While we can surely expect a discussion about the likelihood of an Eleven Cities Skate Race in early March, for the Bachelor College it seems like spring has already begun. In my last column, I blogged about the fact that one bird does not make a spring, but several birds give us hope. Now, as we are nearing the end of the first semester, we can certainly be more optimistic.
All through the newsletter, of which this blog is a part, there are signs of a new blossoming in the Bachelor College.
While some bickering is still going on about the intake figures as they have been presented by DUO, the overall picture will remain virtually unchanged, I think: the intake for all Dutch universities collectively in 2012 either did not increase or fell slightly; our colleagues in Delft and Twente are not (yet) growing as far as the intake of technology students is concerned, while TU/e is growing at a rate of 9.2%.
Success due mainly to good education
Elevated intake due to bountiful promises is all very well, but itís another thing to sustain the increase by delivering on those promises. It is only when you look at the evaluations of the first quartile (link to another article in newsletter) that you get a genuine sense of success. Almost without exception, the new students have great appreciation for our lecturers and think that almost all our education is delivered well. They also feel that the education is well structured and well organized.
Of course, our lecturers have long been good. Now they deserve considerable appreciation for having succeeded in delivering such polished education as early as the first round in the face of fierce time pressure and the many significant changes requested by the Bachelor College.

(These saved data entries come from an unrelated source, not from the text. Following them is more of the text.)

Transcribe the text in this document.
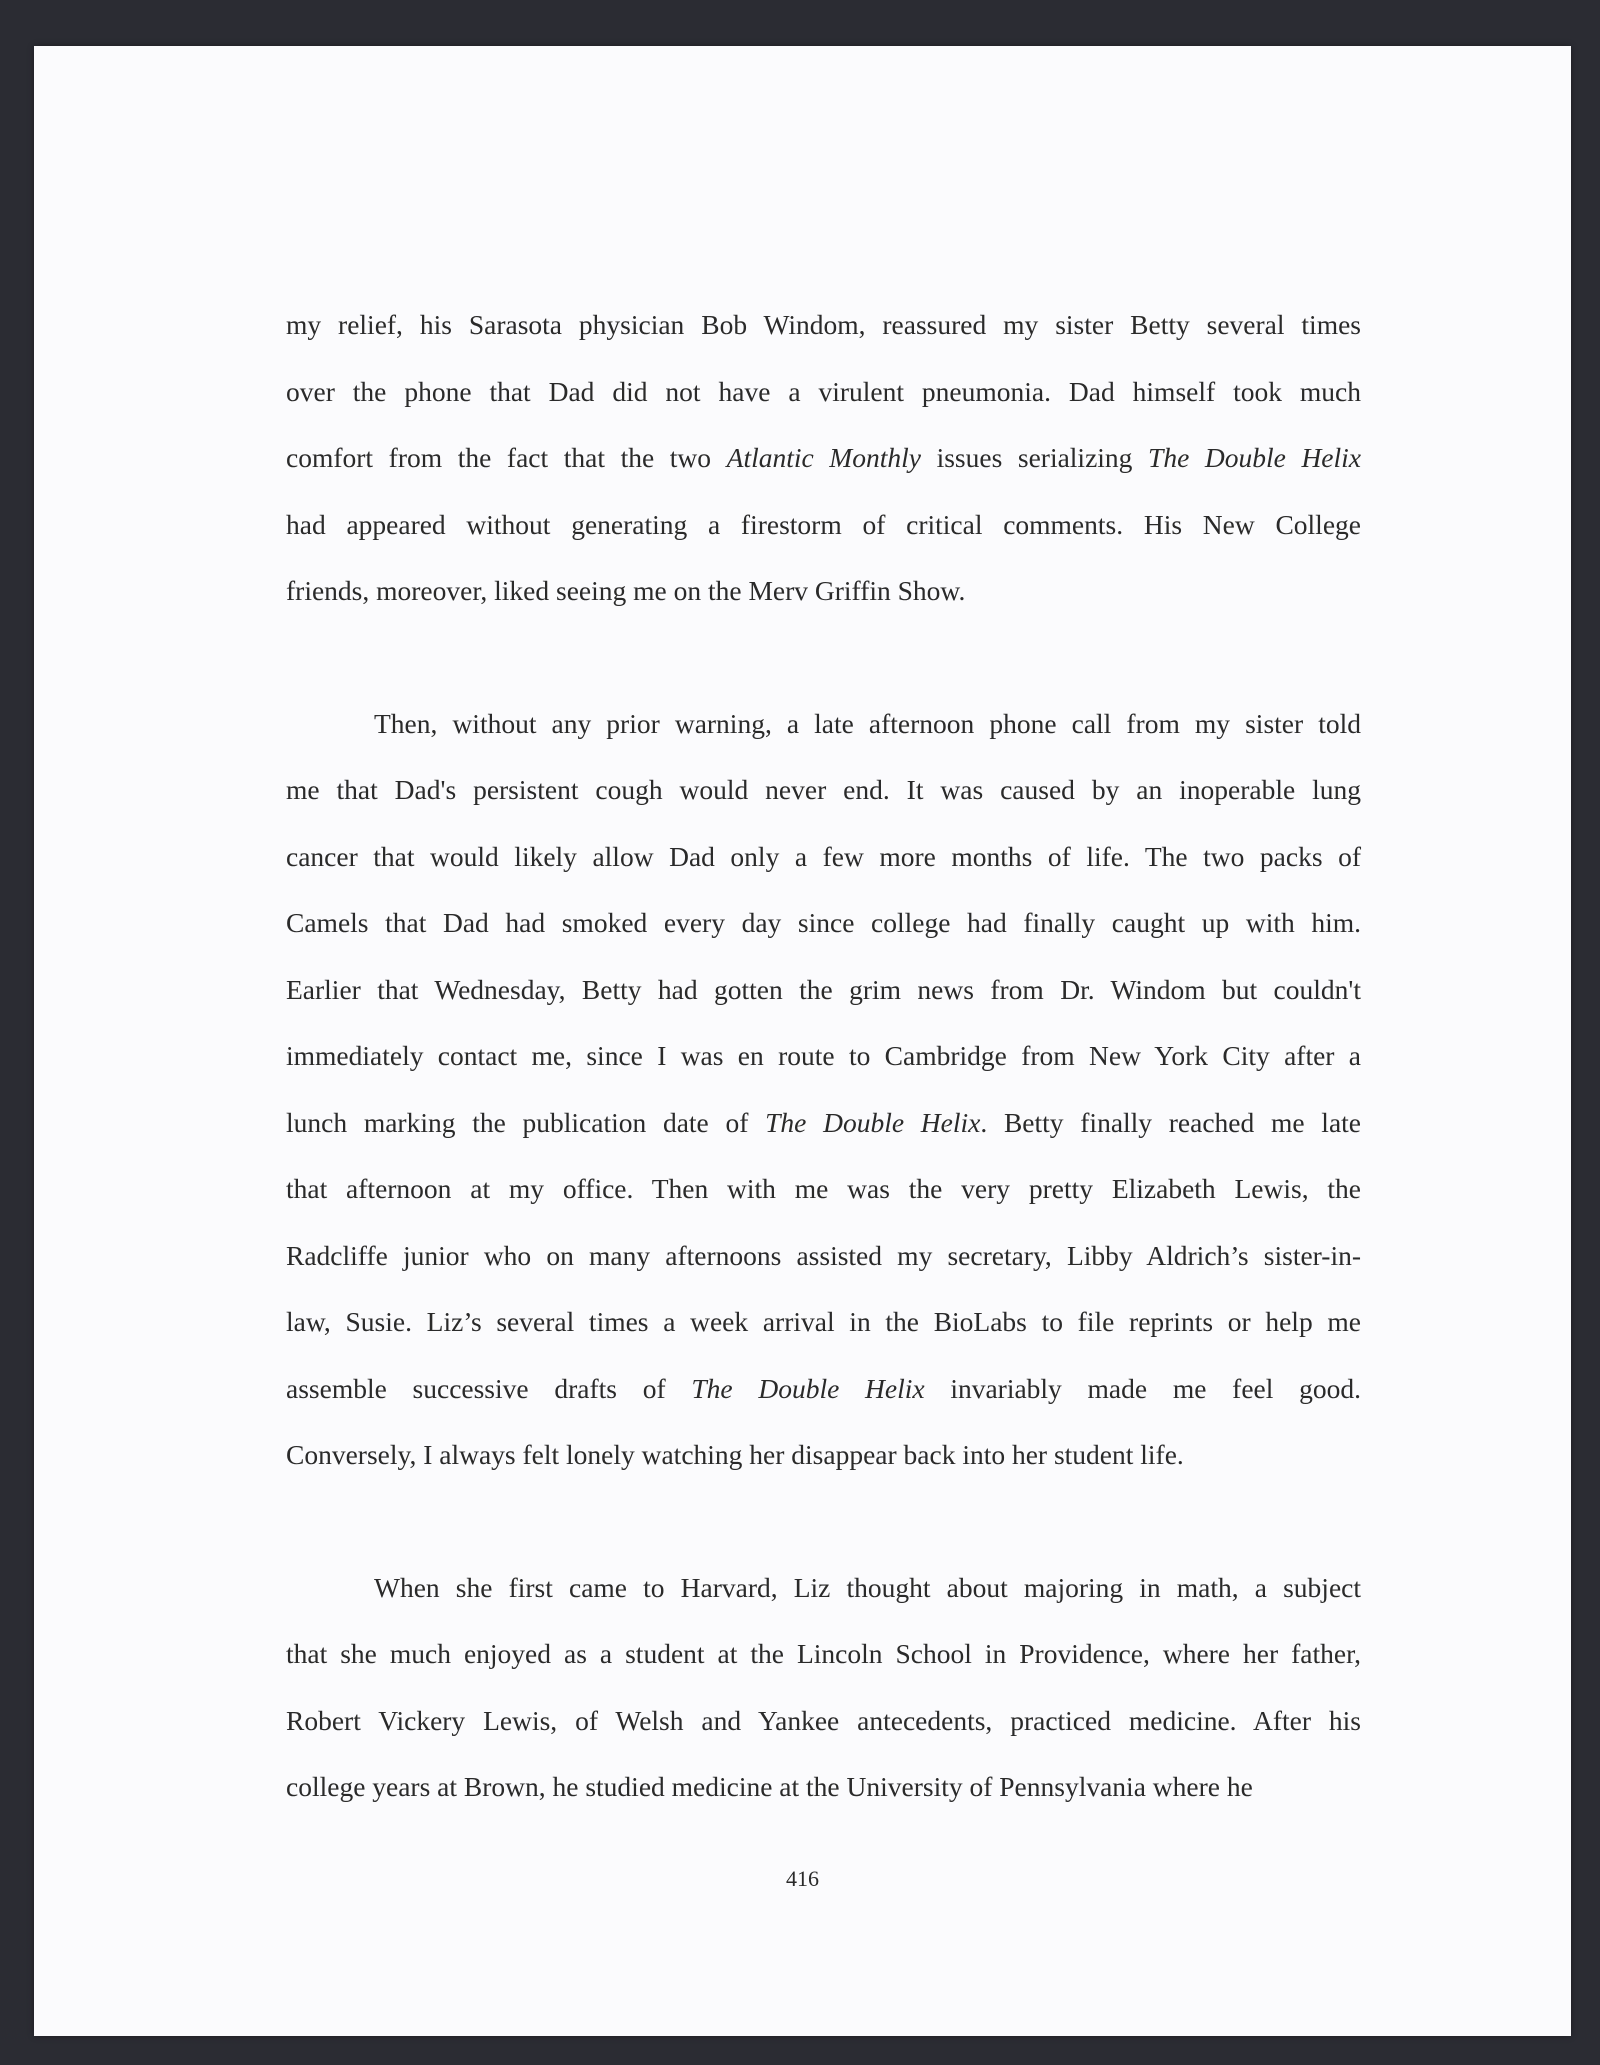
my relief, his Sarasota physician Bob Windom, reassured my sister Betty several times
over the phone that Dad did not have a virulent pneumonia. Dad himself took much
comfort from the fact that the two Atlantic Monthly issues serializing The Double Helix
had appeared without generating a firestorm of critical comments. His New College
friends, moreover, liked seeing me on the Merv Griffin Show.
Then, without any prior warning, a late afternoon phone call from my sister told
me that Dad's persistent cough would never end. It was caused by an inoperable lung
cancer that would likely allow Dad only a few more months of life. The two packs of
Camels that Dad had smoked every day since college had finally caught up with him.
Earlier that Wednesday, Betty had gotten the grim news from Dr. Windom but couldn't
immediately contact me, since I was en route to Cambridge from New York City after a
lunch marking the publication date of The Double Helix. Betty finally reached me late
that afternoon at my office. Then with me was the very pretty Elizabeth Lewis, the
Radcliffe junior who on many afternoons assisted my secretary, Libby Aldrich’s sister-in-
law, Susie. Liz’s several times a week arrival in the BioLabs to file reprints or help me
assemble successive drafts of The Double Helix invariably made me feel good.
Conversely, I always felt lonely watching her disappear back into her student life.
When she first came to Harvard, Liz thought about majoring in math, a subject
that she much enjoyed as a student at the Lincoln School in Providence, where her father,
Robert Vickery Lewis, of Welsh and Yankee antecedents, practiced medicine. After his
college years at Brown, he studied medicine at the University of Pennsylvania where he
416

In the last consultative meeting of education directors//study program managers, the rector and I took the opportunity to express this appreciation. I hope that these compliments voiced via my blog also reach the right ears.
The Bachelor College was also required to provide a study program that was more feasible from the studentsí perspective and, in turn, to raise the percentages of students graduating on schedule. Despite the disappointing results of the first final examination in the Calculus basic subject, it appears that students are further along than was the case in the same period last year.

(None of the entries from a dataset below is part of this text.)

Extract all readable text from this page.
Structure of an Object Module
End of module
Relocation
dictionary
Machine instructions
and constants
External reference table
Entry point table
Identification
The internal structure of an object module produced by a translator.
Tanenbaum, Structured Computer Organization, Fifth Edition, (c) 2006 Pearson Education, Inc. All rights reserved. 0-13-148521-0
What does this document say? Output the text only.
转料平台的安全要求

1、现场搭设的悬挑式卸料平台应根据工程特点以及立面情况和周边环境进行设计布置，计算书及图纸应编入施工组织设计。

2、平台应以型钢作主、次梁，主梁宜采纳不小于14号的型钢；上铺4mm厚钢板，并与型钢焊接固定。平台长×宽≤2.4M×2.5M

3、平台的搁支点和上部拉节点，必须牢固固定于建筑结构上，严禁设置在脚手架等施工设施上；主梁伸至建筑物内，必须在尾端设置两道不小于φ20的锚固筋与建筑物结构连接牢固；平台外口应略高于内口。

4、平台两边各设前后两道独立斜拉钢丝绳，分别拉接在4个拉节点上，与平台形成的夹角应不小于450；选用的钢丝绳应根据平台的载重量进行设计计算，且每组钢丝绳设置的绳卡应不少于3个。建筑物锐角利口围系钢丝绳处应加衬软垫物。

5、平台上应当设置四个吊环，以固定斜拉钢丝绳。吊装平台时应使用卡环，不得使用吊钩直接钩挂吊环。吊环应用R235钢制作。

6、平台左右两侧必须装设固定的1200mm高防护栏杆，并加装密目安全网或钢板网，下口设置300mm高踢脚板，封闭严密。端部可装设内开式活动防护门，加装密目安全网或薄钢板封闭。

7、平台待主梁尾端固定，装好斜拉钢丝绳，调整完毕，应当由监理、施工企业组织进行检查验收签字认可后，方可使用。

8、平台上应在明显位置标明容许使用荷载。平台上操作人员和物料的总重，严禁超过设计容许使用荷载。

While we cannot say so with certainty, this does seem to be the fruit of the efforts made by our lecturers to organize interim examinations and give feedback. However, we must make sure that the amount of time lecturers invest in the education is kept to a realistic level. In view of this, in 2013 the BC will use the remaining 3TU funds to invest heavily in supporting lecturers in a range of ways, including by providing more ICT resources so that active education can be delivered efficiently and students can receive regular feedback.
Success also relies on loyal support
That no accidents occurred before the Bachelor College saw the spring is due largely, of course, to the support given to the education in the broadest sense. By everyone from the staff in the education offices, in the STU and the CEC up to and including the education directors//study program managers. Without their loyalty, the machine would have seized up on countless occasions. But more about that another time!